LIBRE DE CARGA de Carlos Herrera Carmona

      Desde que tengo uso de razón, toda mi producción dramática, y por ende poética, ha sido un acto onanista y melancólico, aliviado por una suerte de expiación fugaz, si acaso una catarsis en absoluto sanadora. Por esta razón, estas dos piezas constituyen un punto de partida hacia una nueva forma de contar historias. Ha sido inevitable que algunas trazas, mínimas, de todo mi peregrinar anterior no aparezcan. Imposible controlar este reducto para que se desprenda de todo cuanto mi pluma logra liberar.

      Tanto “La maldición de Mírtilo” como “Sabina” destilan los tópicos enfrentados de siempre: amor/desamor, memoria/olvido, despecho/apego… y un largo etcétera por todos sabido. Gracias a la inestimable ayuda en lo que a documentación se refiere de la profesora Carlota Luna, he conseguido focalizar dichos temas en seres ajenos a mí así como situarme en un pasado distinto al mío. Disfruto ahora de tal liberación al no tener que sumergirme en asuntos que ya no me atraviesan, ni me persiguen, ni enajenan. Me alegra poder presentaros, desde esta distancia, estas obras que expertos consideran originales: la primera, por haber intentado arrojar algo de luz sobre la maldición original que llevará a Edipo a perder el juicio y a automutilarse; la segunda, por tratar de entender a la emperatriz Sabina, testigo sin voz y sin voto, en la notoria relación entre su esposo, el emperador Adriano, y el amante de éste, aquel dios hecho carne: el malogrado Antinoo.

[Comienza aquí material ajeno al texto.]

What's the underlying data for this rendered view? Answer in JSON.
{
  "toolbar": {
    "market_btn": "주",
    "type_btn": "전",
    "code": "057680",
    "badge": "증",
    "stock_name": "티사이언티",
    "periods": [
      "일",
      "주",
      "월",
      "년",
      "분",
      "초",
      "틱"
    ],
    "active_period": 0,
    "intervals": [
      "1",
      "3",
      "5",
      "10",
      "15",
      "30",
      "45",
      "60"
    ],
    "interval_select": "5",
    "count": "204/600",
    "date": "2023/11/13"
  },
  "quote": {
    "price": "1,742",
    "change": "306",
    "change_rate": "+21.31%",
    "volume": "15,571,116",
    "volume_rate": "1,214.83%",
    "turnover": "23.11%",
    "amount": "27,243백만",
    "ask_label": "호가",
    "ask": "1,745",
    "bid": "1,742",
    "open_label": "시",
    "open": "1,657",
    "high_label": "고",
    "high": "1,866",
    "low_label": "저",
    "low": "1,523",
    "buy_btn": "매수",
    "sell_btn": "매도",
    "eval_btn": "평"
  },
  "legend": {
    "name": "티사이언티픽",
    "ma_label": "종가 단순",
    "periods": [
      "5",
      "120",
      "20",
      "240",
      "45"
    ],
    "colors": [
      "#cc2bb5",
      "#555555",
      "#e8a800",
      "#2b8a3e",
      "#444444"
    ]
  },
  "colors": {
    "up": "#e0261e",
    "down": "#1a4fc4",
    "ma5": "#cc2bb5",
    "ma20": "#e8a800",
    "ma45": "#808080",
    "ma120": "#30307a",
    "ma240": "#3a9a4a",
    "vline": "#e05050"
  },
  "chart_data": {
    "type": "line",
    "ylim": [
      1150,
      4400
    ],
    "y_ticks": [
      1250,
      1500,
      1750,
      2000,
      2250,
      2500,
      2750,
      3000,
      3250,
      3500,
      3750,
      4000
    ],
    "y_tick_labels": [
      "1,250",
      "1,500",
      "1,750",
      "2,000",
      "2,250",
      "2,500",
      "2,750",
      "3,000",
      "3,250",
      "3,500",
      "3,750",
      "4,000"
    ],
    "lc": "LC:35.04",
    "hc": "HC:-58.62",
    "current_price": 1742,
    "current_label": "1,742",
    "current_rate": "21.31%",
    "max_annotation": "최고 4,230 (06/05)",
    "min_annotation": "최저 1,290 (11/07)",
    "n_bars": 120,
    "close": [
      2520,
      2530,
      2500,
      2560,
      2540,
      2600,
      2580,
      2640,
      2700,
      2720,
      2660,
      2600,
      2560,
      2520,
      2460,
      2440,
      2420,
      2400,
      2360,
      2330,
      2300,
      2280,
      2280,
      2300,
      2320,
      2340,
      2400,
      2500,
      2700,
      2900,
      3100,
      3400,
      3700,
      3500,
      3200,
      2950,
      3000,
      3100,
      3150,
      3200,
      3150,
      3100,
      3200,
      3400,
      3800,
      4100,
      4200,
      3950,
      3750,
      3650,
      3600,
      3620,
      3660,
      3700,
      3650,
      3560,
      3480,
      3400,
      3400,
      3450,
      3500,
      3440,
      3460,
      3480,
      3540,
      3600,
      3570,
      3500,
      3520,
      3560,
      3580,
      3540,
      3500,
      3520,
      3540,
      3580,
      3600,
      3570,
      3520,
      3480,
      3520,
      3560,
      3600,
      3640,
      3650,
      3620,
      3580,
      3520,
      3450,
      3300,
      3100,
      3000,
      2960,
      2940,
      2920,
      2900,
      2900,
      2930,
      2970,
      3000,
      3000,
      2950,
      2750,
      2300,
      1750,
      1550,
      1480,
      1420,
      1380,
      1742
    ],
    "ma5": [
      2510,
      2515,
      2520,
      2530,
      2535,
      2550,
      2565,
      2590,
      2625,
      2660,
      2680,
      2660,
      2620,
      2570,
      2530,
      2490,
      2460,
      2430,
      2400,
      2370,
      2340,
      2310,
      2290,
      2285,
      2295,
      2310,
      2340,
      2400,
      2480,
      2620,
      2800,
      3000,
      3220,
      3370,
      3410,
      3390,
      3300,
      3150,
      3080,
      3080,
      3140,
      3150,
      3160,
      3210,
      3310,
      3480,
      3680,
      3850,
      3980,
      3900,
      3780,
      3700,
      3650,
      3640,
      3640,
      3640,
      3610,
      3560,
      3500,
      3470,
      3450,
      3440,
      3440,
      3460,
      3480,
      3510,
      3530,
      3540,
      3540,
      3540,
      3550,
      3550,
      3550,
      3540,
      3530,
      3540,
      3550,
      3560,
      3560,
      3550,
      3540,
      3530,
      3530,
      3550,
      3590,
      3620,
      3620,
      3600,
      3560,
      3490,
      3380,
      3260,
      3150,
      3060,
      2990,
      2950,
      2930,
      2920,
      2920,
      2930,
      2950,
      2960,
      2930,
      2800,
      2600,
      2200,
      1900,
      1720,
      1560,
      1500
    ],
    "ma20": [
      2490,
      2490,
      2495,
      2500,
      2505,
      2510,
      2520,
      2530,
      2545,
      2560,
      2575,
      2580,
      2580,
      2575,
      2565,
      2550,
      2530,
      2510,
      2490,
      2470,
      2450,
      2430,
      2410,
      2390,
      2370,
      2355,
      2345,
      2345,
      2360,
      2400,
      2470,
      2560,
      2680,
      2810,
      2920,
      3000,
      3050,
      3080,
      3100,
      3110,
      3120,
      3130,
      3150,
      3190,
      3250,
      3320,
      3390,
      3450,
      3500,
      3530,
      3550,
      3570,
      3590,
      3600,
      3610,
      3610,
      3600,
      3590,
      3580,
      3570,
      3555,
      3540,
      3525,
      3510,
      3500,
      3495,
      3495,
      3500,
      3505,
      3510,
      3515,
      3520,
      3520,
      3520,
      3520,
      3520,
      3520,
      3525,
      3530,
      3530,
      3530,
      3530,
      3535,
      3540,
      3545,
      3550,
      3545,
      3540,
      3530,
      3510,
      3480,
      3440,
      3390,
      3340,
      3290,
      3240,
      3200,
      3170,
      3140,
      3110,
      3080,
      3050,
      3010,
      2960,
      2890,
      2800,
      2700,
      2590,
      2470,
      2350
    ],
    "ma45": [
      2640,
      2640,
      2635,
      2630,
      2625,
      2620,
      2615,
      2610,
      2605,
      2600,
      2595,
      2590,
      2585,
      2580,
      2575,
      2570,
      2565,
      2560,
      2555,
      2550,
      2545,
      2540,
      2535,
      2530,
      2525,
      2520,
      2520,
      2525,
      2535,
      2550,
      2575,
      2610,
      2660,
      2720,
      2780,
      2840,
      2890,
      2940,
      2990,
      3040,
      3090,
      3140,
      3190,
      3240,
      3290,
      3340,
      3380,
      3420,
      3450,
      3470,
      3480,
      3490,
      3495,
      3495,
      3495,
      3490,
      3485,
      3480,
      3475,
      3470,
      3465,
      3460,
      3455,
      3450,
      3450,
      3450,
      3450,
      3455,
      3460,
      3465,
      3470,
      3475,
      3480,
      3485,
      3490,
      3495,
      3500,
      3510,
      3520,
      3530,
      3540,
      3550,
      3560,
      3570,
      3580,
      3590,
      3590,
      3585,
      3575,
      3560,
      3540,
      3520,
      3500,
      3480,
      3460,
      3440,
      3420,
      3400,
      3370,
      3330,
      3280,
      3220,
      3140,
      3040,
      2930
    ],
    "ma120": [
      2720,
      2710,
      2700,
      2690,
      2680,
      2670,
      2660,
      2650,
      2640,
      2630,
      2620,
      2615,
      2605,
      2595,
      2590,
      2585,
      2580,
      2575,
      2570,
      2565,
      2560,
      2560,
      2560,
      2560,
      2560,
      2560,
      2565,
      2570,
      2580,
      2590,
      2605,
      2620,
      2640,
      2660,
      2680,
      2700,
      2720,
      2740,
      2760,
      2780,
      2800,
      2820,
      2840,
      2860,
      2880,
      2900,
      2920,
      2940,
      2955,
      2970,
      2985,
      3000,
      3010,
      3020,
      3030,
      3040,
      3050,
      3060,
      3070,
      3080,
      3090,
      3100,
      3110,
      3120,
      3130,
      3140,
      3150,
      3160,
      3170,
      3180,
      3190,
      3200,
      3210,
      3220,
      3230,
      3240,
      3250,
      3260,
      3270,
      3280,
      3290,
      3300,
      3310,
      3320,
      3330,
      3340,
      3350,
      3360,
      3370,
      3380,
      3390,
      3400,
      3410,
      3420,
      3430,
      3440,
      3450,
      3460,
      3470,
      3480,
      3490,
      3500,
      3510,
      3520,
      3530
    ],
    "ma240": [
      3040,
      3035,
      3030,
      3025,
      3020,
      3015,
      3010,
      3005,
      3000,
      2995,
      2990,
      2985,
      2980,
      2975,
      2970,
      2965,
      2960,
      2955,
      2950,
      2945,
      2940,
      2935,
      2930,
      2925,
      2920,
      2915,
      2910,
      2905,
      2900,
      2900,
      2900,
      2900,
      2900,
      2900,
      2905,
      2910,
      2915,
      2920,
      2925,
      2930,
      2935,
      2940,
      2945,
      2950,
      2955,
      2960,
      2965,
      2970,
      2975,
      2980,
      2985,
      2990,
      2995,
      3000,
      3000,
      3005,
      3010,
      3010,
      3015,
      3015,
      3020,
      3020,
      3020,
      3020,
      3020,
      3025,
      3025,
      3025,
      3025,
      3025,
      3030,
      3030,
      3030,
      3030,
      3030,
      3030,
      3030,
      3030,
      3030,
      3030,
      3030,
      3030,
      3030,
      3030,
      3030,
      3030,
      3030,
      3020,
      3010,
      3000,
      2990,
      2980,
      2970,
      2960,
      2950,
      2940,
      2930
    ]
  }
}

      En este libro que ahora os presento, al tiempo que trato de olvidar cómo y para quién yo solía escribir, mis personajes me vuelven a desobedecer de nuevo y se resisten a ser olvidados. El olvido habita en algún lugar, según el bardo hispalense. Para los romanos olvidar era morir (“damnatio memoriae”). No hay mayor tortura que olvidar mientras desapareces. Es como maldecir a tu propia memoria; es como situarte en la Nada. Nada más bello que un cerezo en flor, y no hay flor más bella que la que tú mismo plantas y luego cuidas; y no hay mayor condena que ésta sea cortada de raíz. Sin raíces no puedes crecer, porque sólo con ellas bien hincadas en la humedad de la tierra puedes tocar el sol o la luna, en una palabra: soñar. De lo contrario nunca podrás ser alguien y bucearás en la Nada, o caminarás descalzo sin rumbo o sin memoria, que lo mismo es, a través de una tundra imaginaria, y sobre todo, sin Cupido tras tus huellas. Cuánto pesar, ¿verdad? Las tundras imaginarias son las más terribles puesto que no tienen fin, ni siquiera allí lograrás encontrar acantilados donde rematar tu cuento vital. En las tundras imaginarias es donde tu memoria te sale al paso y te traiciona haciéndote creer que tu amante te sueña y que tú lo sueñas mientras éste te ignora, y tú, presa de aquella ceguera justificada, has de ignorarlo porque ya has sido olvidado, y te ves fuera de lugar en la tundra, como los cerezos de Chéjov, pudriéndose pausadamente, que es el morir. Layo mata sin olvidar y muere olvidado; Crisipo cree que muriendo tres veces puede olvidar; Edipo, víctima de su soberbia, nos obliga a que jamás lo olvidemos; Mírtilo ayuda a Pélope a matar a Enómao para que Hipodamía no se olvide de él y a cambio sólo recibirá su desprecio; Hipodamía, muerta en vida, es incapaz desde el mismo Hades de olvidar a sus nietos descuartizados; Sabina ordena matar a Antinoo -hemos elegido la versión más suculenta y la más razonable- pero su memoria le ganará la partida al olvido. Por su parte, Adriano morirá lentamente, se arrriesgará incluso a ser olvidado: su pasión por Antinoo casi convierte a Roma en una desmemoriada para con su legado. Tanto Sabina como él mismo se debaten en sus monólogos para convertirse a su vez en desmemoriados mientras muere su forzada alianza.

      La historia y los autores nos resistimos a olvidar y a que nos olviden, de ahí la tarea adictiva de sobrevivir por escrito. Toda esta galería de personajes -unos, inventados por poetas y otros, tan reales como nosotros mismos- me ha mantenido ocupado durante un año y alejado de mi realidad. Estos seres han viajado hasta nuestros días en forma de manual para enseñarnos a no desfallecer ante los estragos de Eros y Tánatos. Nada nuevo bajo sol, salvo mi nueva forma de contar historias.